Last week’s fatal shooting of a Columbus, Ohio teenager by a police officer set off another fierce debate about the competence and racial motivations of law enforcement.
As you will recall, Columbus police were called out to a violent knife attack. Body camera footage later revealed one of the teen girls attempting to stab the other just prior to the gunfire.
To be sure, the police officer, who was white, was faced with a horrific dilemma that required an almost instantaneous decision. Had he not fired his weapon when he did, it appears almost certain one woman would have been stabbed, perhaps, fatally.
Police work often requires swift and decisive action. While hindsight might be 20/20, the heat of the moment rarely provides that same luxury. It takes a special person to be entrusted with policing responsibility. As citizens, we should be grateful to the men and women who voluntarily wear the badge in order to ensure our safety.
Justice Department officials have recently announced plans to investigate police practices in both Minneapolis and Louisville, Kentucky – areas that have been the focal point of intense controversy the last few years.
Accountability is a critical component of any profession, especially law enforcement. It’s important to identify and correct instances of illegal policing.

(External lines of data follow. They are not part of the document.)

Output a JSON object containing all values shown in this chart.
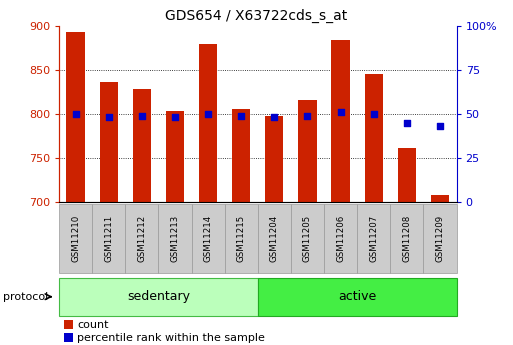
{
  "title": "GDS654 / X63722cds_s_at",
  "samples": [
    "GSM11210",
    "GSM11211",
    "GSM11212",
    "GSM11213",
    "GSM11214",
    "GSM11215",
    "GSM11204",
    "GSM11205",
    "GSM11206",
    "GSM11207",
    "GSM11208",
    "GSM11209"
  ],
  "counts": [
    893,
    836,
    828,
    803,
    879,
    805,
    798,
    816,
    884,
    845,
    761,
    708
  ],
  "percentile_ranks": [
    50,
    48,
    49,
    48,
    50,
    49,
    48,
    49,
    51,
    50,
    45,
    43
  ],
  "ylim_left": [
    700,
    900
  ],
  "ylim_right": [
    0,
    100
  ],
  "yticks_left": [
    700,
    750,
    800,
    850,
    900
  ],
  "yticks_right": [
    0,
    25,
    50,
    75,
    100
  ],
  "yticklabels_right": [
    "0",
    "25",
    "50",
    "75",
    "100%"
  ],
  "bar_color": "#cc2200",
  "dot_color": "#0000cc",
  "groups": [
    {
      "label": "sedentary",
      "start": 0,
      "end": 6,
      "color": "#bbffbb",
      "edge": "#44bb44"
    },
    {
      "label": "active",
      "start": 6,
      "end": 12,
      "color": "#44ee44",
      "edge": "#22aa22"
    }
  ],
  "protocol_label": "protocol",
  "legend_count_label": "count",
  "legend_pct_label": "percentile rank within the sample",
  "bar_width": 0.55,
  "base_value": 700,
  "gridlines": [
    750,
    800,
    850
  ],
  "tick_box_color": "#cccccc",
  "tick_box_edge": "#999999"
}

Not only does unwarranted action put citizens in danger, but it undermines the integrity and hard work of every law-abiding officer.
At the same time, if we only focus on the anatomy of a crime scene and its aftermath but don’t delve into what led to it in the first place, we’ll never get to the source of the initial problem.
Almost every recent incident involving the use of police force was precipitated by some breakdown somewhere. Police aren’t called to picnics or other happy, peaceful occasions. They’re summoned when there’s trouble – and rarely has the family been in more trouble than today.
The media is quick to dissect how police responded to a knife attack, but why isn’t anyone talking about why one teenage girl is attempting to stab another?
I can tell you why – it’s because in most of these instances there’s dysfunction in their lives, their homes and their neighborhoods. They’re missing what’s needed – loving, functional parents who model healthy living. And that’s true of black, white or Hispanic communities.
The statistics are sad, stunning – and revealing.
According to recent findings, 40% of children are born to unwed mothers, and 35% of kids are growing up without either their mother or their father in the home.
Will every child raised by a single parent wind up in jail? Of course not – but they’re certainly more vulnerable and susceptible to a lifestyle and habits that contribute to incarceration and other forms of cultural dysfunction.
Children without fathers are twice as likely to drop out of school and twice as likely to commit suicide as children living with both a mother and a father.
When it comes to crime, seventy percent of youth in correctional facilities didn’t have a father in their home. Let’s be clear. Involved dads exponentially lower a child’s risk of running off the rails.
Over fifty years ago, there was a sociologist named Daniel Patrick Moynihan who was serving in President Lyndon Johnson’s administration. He would later become a beloved senator from New York.
As part of his responsibilities for the administration, Moynihan studied the black family, which was beginning to unravel. At the heart of Senator Moynihan’s findings was the warning that the nuclear family (a mother, father and children) was collapsing. He warned the disintegration, if not addressed and reversed, would be culturally catastrophic. He was right – and now that collapse transcends all racial groups.
What we’re witnessing in America today is not widespread police brutality precipitated by systemic racism – we’re reaping the whirlwind of decades of bad policies, poor personal decisions and a culture that has lost its way.
Sadly, by focusing on the wrong problem, we run the risk of compounding the crisis by eviscerating and weakening policing in our country.
If our country is serious about addressing these issues, we will recognize and acknowledge that the best antidote remains healthy family life, and that no other family form comes close to providing the rich array of benefits for healthy child development like that of a child being raised by his or her own married mother and father.